Depending on your application, also consider

 rc =  ccall(:jl_reshape_array, Array{Test,1}, (Any, Any, Any), Array{Test,1}, vec, (1,))

This is the old implementation of reinterpret. Various caveats apply.

There is always a reason, but it’s not a good reason :frowning:

I’d say skip the programmatic checks and do unsafe_load with pointer-casting, as @Mason said.

Remember that this cannot be done fast and safe and generic – choose two. You don’t care about “generic”, so all is fine.

As a word of warning: If you reinterpret with custom structs, then you must know the C memory layout rules and structure padding. Structure padding is scary.

Julia Bool is especially scary in context of structure padding, since the language assumes that the leading 7 bit are zero. If they are not zero, then you are in undefined-behavior bats-in-your-nose land. You cannot check whether they are zero after reinterpretation, because the compiler knows that these 7 bit are zero and can optimize away your check. Such a malformed Bool can do things like

julia> struct X

julia> function flub(bs) 
       c = @inbounds bs[1].b 
       if c===true
       elseif c===false
flub (generic function with 1 method)

julia> flub(reinterpret(X,[0x46]))

julia> reinterpret(X,[0x46])[1].b==false

julia> function flub2(bs) 
       c = if rand()==1337 Any[1][1] else @inbounds bs[1].b end
       if c===true
       elseif c===false
flub2 (generic function with 1 method)

julia> flub2(reinterpret(X,[0x46]))

edit: Messed up code example during copy-paste.
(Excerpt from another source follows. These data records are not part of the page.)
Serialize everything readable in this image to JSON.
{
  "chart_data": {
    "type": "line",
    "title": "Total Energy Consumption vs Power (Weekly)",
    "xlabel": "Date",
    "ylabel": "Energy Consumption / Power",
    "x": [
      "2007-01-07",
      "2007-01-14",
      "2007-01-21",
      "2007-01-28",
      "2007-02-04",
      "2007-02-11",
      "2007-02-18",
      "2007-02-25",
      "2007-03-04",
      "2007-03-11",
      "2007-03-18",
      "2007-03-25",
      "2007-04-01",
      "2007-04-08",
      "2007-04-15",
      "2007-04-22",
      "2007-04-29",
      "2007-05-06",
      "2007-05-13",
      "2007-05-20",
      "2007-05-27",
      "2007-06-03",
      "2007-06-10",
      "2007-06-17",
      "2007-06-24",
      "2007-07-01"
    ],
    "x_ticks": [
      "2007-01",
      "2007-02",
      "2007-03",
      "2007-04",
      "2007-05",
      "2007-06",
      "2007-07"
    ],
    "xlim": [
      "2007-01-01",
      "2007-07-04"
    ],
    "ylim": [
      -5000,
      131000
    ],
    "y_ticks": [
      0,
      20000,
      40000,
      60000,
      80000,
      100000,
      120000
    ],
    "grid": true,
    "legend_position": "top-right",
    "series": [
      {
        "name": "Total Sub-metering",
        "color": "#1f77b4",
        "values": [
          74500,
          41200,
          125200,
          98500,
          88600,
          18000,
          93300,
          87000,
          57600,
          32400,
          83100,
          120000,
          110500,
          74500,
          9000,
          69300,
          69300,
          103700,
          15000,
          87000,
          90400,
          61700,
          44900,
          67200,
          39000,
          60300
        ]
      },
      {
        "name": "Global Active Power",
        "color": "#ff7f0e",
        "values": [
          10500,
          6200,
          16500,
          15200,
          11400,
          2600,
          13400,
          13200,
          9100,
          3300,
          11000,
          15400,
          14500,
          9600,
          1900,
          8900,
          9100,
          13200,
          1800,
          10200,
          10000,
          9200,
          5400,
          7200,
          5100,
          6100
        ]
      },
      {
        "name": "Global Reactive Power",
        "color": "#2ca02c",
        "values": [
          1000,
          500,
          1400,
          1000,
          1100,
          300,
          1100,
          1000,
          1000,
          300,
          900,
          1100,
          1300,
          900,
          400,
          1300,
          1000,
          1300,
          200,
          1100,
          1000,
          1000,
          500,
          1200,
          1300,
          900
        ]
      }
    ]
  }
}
It is supposed to demonstrate that:

  1. A malformed Bool can be neither true nor false
  2. However, it can become normalized to true/false when stored into memory, e.g. during Boxing due to type instability
  3. This means that behavior of malformed Bool is not well-defined – it depends on the state of type inference and optimizer/compiler internal state, and it is not correctly reproduced in the top-level REPL or in the interpreter.

This is not a bug in julia, its a bug in the user code that misunderstands the implicit structure padding of Bool and reinterpret.


Thanks a bunch for all this discussion and specially for pointing out all these caveats and danger zones, this is very enlightening :slight_smile:.